In ihrem Alter, mit fünfzehn, hatte Molly schon längst für sich selbst gesorgt und keine Zeit für solche Kinkerlitzchen gehabt. Molly war, solange sie sich erinnern konnte, immer schon erwachsen gewesen. Deshalb fiel es ihr jetzt auch so schwer, sich in Jessies Lage zu versetzen. Und weil Jessie ebenfalls nichts mit Molly anfangen konnte, befanden sie sich in einer Art Pattsituation.
„Manchmal bist du eine echt blöde Ziege.“ Diese verdiente verbale Ohrfeige kam von Robin, der Älteren von Mollys Halbschwestern. Die zwanzigjährige Robin war, genau wie Molly, viel zu schnell erwachsen geworden. Ihre Mutter starb, als Mollys Mutter durch ständige Abwesenheit glänzte. Molly mochte Robin nicht nur deshalb, weil sie sie anstandslos akzeptiert hatte, sondern weil ihre Halbschwester eine durch und durch gute Seele war, und weil es in Mollys Welt viel zu wenig Menschen wie sie gab.
Eigentlich hatte Molly vorgehabt, sich ohne Abschied auf den Weg nach Albany zu machen. Doch dann fiel ihr ein, dass sie ihrer Familie wohl besser sagen sollte, dass sie für den Rest des Tages oder womöglich sogar über Nacht wegblieb. Obwohl sie sich immer noch nicht ganz daran gewöhnt hatte, mit anderen Menschen unter einem Dach zu leben, die Notiz davon nahmen, ob sie kam oder ging, versuchte sie sich an gewisse Regeln zu halten.
Deshalb lenkte sie ihre Schritte in das Arbeitszimmer ihres Vaters, wo sich die Familie offensichtlich versammelt hatte.

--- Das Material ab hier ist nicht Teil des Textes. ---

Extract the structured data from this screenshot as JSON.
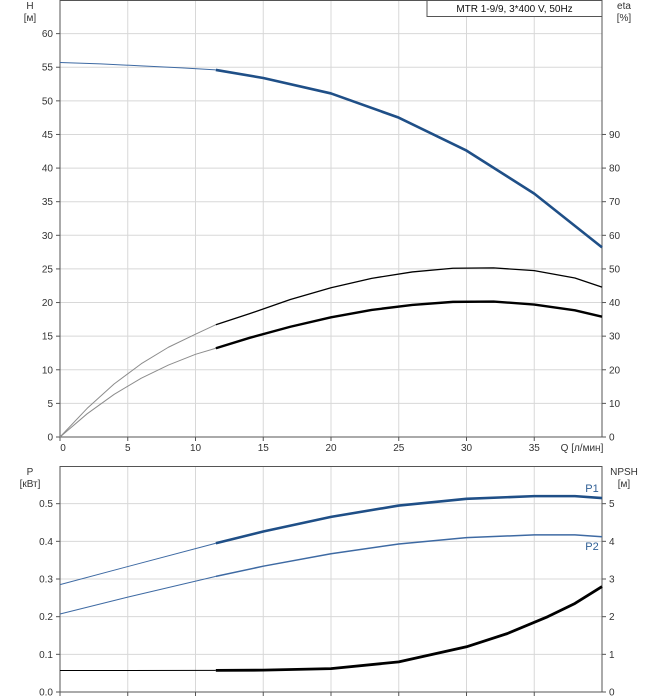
{
  "legend_text": "MTR 1-9/9, 3*400 V, 50Hz",
  "colors": {
    "blue": "#1f4f87",
    "thin_blue": "#3e6aa3",
    "black": "#000000",
    "gray": "#8c8c8c",
    "grid": "#d8d8d8",
    "frame": "#555555"
  },
  "chart_data": [
    {
      "type": "line",
      "panel": "top",
      "x_axis": {
        "label": "Q [л/мин]",
        "range": [
          0,
          40
        ],
        "ticks": [
          0,
          5,
          10,
          15,
          20,
          25,
          30,
          35
        ],
        "tick_labels": [
          "0",
          "5",
          "10",
          "15",
          "20",
          "25",
          "30",
          "35"
        ]
      },
      "y_left": {
        "label_line1": "H",
        "label_line2": "[м]",
        "range": [
          0,
          65
        ],
        "ticks": [
          0,
          5,
          10,
          15,
          20,
          25,
          30,
          35,
          40,
          45,
          50,
          55,
          60
        ]
      },
      "y_right": {
        "label_line1": "eta",
        "label_line2": "[%]",
        "range": [
          0,
          130
        ],
        "ticks": [
          0,
          10,
          20,
          30,
          40,
          50,
          60,
          70,
          80,
          90
        ]
      },
      "grid": true,
      "series": [
        {
          "axis": "left",
          "style": "head",
          "points": [
            [
              0,
              55.7
            ],
            [
              3,
              55.5
            ],
            [
              6,
              55.2
            ],
            [
              9,
              54.9
            ],
            [
              11.5,
              54.6
            ],
            [
              15,
              53.4
            ],
            [
              20,
              51.1
            ],
            [
              25,
              47.5
            ],
            [
              30,
              42.6
            ],
            [
              35,
              36.2
            ],
            [
              40,
              28.2
            ]
          ],
          "operating_from": 11.5
        },
        {
          "axis": "right",
          "style": "efficiency_thin",
          "points": [
            [
              0,
              0
            ],
            [
              2,
              8.5
            ],
            [
              4,
              15.8
            ],
            [
              6,
              21.8
            ],
            [
              8,
              26.7
            ],
            [
              10,
              30.6
            ],
            [
              11.5,
              33.4
            ],
            [
              14,
              36.7
            ],
            [
              17,
              40.9
            ],
            [
              20,
              44.4
            ],
            [
              23,
              47.2
            ],
            [
              26,
              49.1
            ],
            [
              29,
              50.2
            ],
            [
              32,
              50.3
            ],
            [
              35,
              49.5
            ],
            [
              38,
              47.3
            ],
            [
              40,
              44.6
            ]
          ],
          "operating_from": 11.5
        },
        {
          "axis": "right",
          "style": "efficiency_thick",
          "points": [
            [
              0,
              0
            ],
            [
              2,
              6.9
            ],
            [
              4,
              12.7
            ],
            [
              6,
              17.5
            ],
            [
              8,
              21.4
            ],
            [
              10,
              24.6
            ],
            [
              11.5,
              26.4
            ],
            [
              14,
              29.5
            ],
            [
              17,
              32.8
            ],
            [
              20,
              35.6
            ],
            [
              23,
              37.8
            ],
            [
              26,
              39.3
            ],
            [
              29,
              40.2
            ],
            [
              32,
              40.3
            ],
            [
              35,
              39.4
            ],
            [
              38,
              37.7
            ],
            [
              40,
              35.8
            ]
          ],
          "operating_from": 11.5
        }
      ]
    },
    {
      "type": "line",
      "panel": "bottom",
      "x_axis": {
        "range": [
          0,
          40
        ],
        "ticks": [
          0,
          5,
          10,
          15,
          20,
          25,
          30,
          35
        ]
      },
      "y_left": {
        "label_line1": "P",
        "label_line2": "[кВт]",
        "range": [
          0,
          0.6
        ],
        "ticks": [
          0,
          0.1,
          0.2,
          0.3,
          0.4,
          0.5
        ],
        "tick_labels": [
          "0.0",
          "0.1",
          "0.2",
          "0.3",
          "0.4",
          "0.5"
        ]
      },
      "y_right": {
        "label_line1": "NPSH",
        "label_line2": "[м]",
        "range": [
          0,
          6
        ],
        "ticks": [
          0,
          1,
          2,
          3,
          4,
          5
        ]
      },
      "grid": true,
      "series": [
        {
          "name": "P1",
          "axis": "left",
          "style": "p1",
          "points": [
            [
              0,
              0.285
            ],
            [
              5,
              0.333
            ],
            [
              11.5,
              0.395
            ],
            [
              15,
              0.426
            ],
            [
              20,
              0.465
            ],
            [
              25,
              0.495
            ],
            [
              30,
              0.513
            ],
            [
              35,
              0.52
            ],
            [
              38,
              0.52
            ],
            [
              40,
              0.515
            ]
          ],
          "operating_from": 11.5
        },
        {
          "name": "P2",
          "axis": "left",
          "style": "p2",
          "points": [
            [
              0,
              0.207
            ],
            [
              5,
              0.252
            ],
            [
              11.5,
              0.307
            ],
            [
              15,
              0.334
            ],
            [
              20,
              0.367
            ],
            [
              25,
              0.393
            ],
            [
              30,
              0.41
            ],
            [
              35,
              0.417
            ],
            [
              38,
              0.417
            ],
            [
              40,
              0.412
            ]
          ],
          "operating_from": 11.5
        },
        {
          "axis": "right",
          "style": "npsh",
          "points": [
            [
              0,
              0.57
            ],
            [
              5,
              0.57
            ],
            [
              11.5,
              0.575
            ],
            [
              15,
              0.58
            ],
            [
              20,
              0.62
            ],
            [
              25,
              0.8
            ],
            [
              30,
              1.2
            ],
            [
              33,
              1.55
            ],
            [
              36,
              2.0
            ],
            [
              38,
              2.35
            ],
            [
              40,
              2.8
            ]
          ],
          "operating_from": 11.5
        }
      ]
    }
  ]
}
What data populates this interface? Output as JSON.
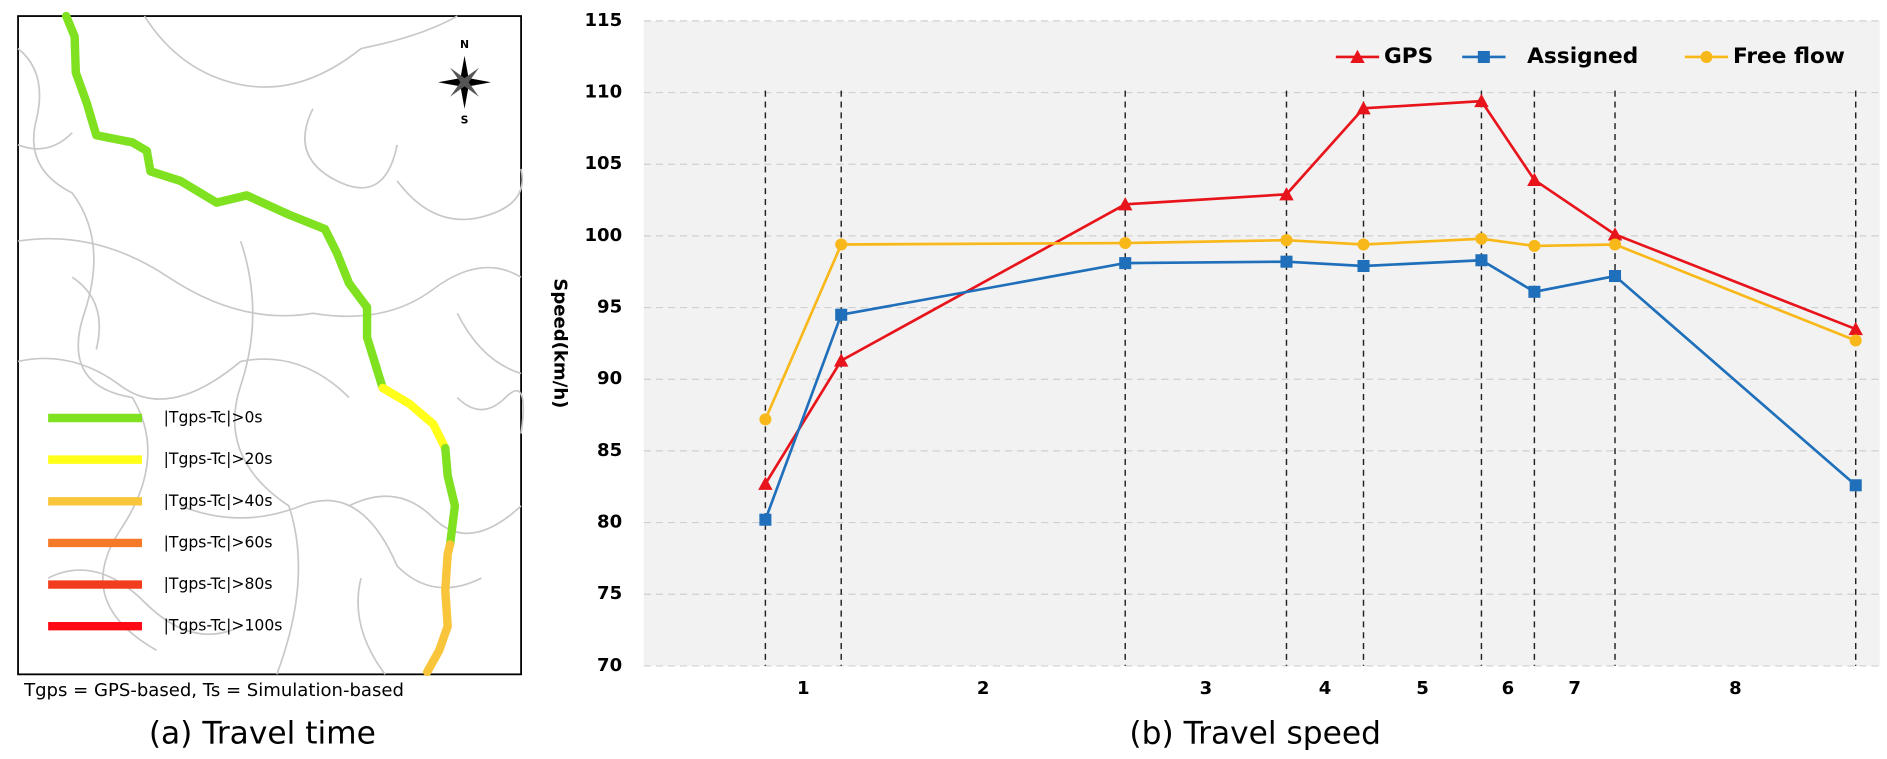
{
  "chart_data": [
    {
      "type": "map",
      "caption": "(a) Travel time",
      "note": "Tgps = GPS-based, Ts = Simulation-based",
      "compass": [
        "N",
        "S"
      ],
      "legend": [
        {
          "label": "|Tgps-Tc|>0s",
          "color": "#7fe11f"
        },
        {
          "label": "|Tgps-Tc|>20s",
          "color": "#ffff1a"
        },
        {
          "label": "|Tgps-Tc|>40s",
          "color": "#f9c53a"
        },
        {
          "label": "|Tgps-Tc|>60s",
          "color": "#f47a2a"
        },
        {
          "label": "|Tgps-Tc|>80s",
          "color": "#f23c1e"
        },
        {
          "label": "|Tgps-Tc|>100s",
          "color": "#ff0a14"
        }
      ]
    },
    {
      "type": "line",
      "caption": "(b) Travel speed",
      "y_label": "Speed(km/h)",
      "categories": [
        null,
        null,
        null,
        null,
        null,
        null,
        null,
        null,
        null
      ],
      "sections": [
        "1",
        "2",
        "3",
        "4",
        "5",
        "6",
        "7",
        "8"
      ],
      "series": [
        {
          "name": "GPS",
          "color": "#e8141b",
          "marker": "triangle",
          "values": [
            82.7,
            91.3,
            102.2,
            102.9,
            108.9,
            109.4,
            103.9,
            100.1,
            93.5
          ]
        },
        {
          "name": "Assigned",
          "color": "#1f6fba",
          "marker": "square",
          "values": [
            80.2,
            94.5,
            98.1,
            98.2,
            97.9,
            98.3,
            96.1,
            97.2,
            82.6
          ]
        },
        {
          "name": "Free flow",
          "color": "#f9b81a",
          "marker": "circle",
          "values": [
            87.2,
            99.4,
            99.5,
            99.7,
            99.4,
            99.8,
            99.3,
            99.4,
            92.7
          ]
        }
      ],
      "ylim": [
        70,
        115
      ],
      "yticks": [
        70,
        75,
        80,
        85,
        90,
        95,
        100,
        105,
        110,
        115
      ],
      "grid": true,
      "legend": "top-right"
    }
  ]
}
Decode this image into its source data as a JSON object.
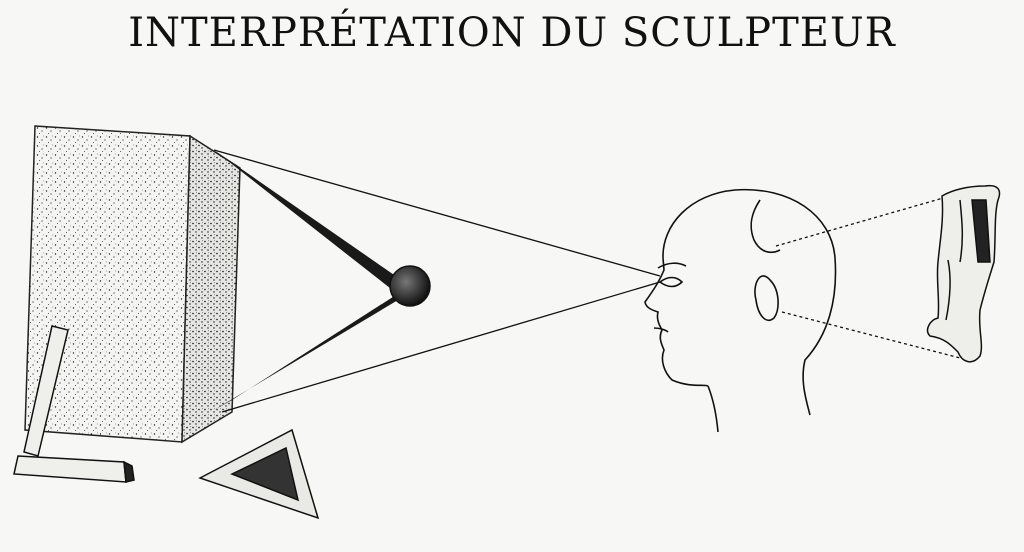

„Sei doch still!“, sagte Jessie, die ständig das letzte Wort haben musste, zu ihrer Schwester. „Du hast mir gar nichts zu sagen.“
„Aber ich!“
Molly grinste, als sie Edna Addams’ energischen Kommandoton vernahm. Dieser Tonfall erklärte auch, weshalb die ältere Frau häufiger mit „Kommandeur“ statt mit Großmutter angesprochen wurde. Sie war die Mutter des Generals und somit auch Mollys Großmutter. Als Edna, um sich Gehör zu verschaffen, zweimal mit ihrem Stock auf den Fußboden klopfte, schlüpfte Molly gerade durch den Türrahmen.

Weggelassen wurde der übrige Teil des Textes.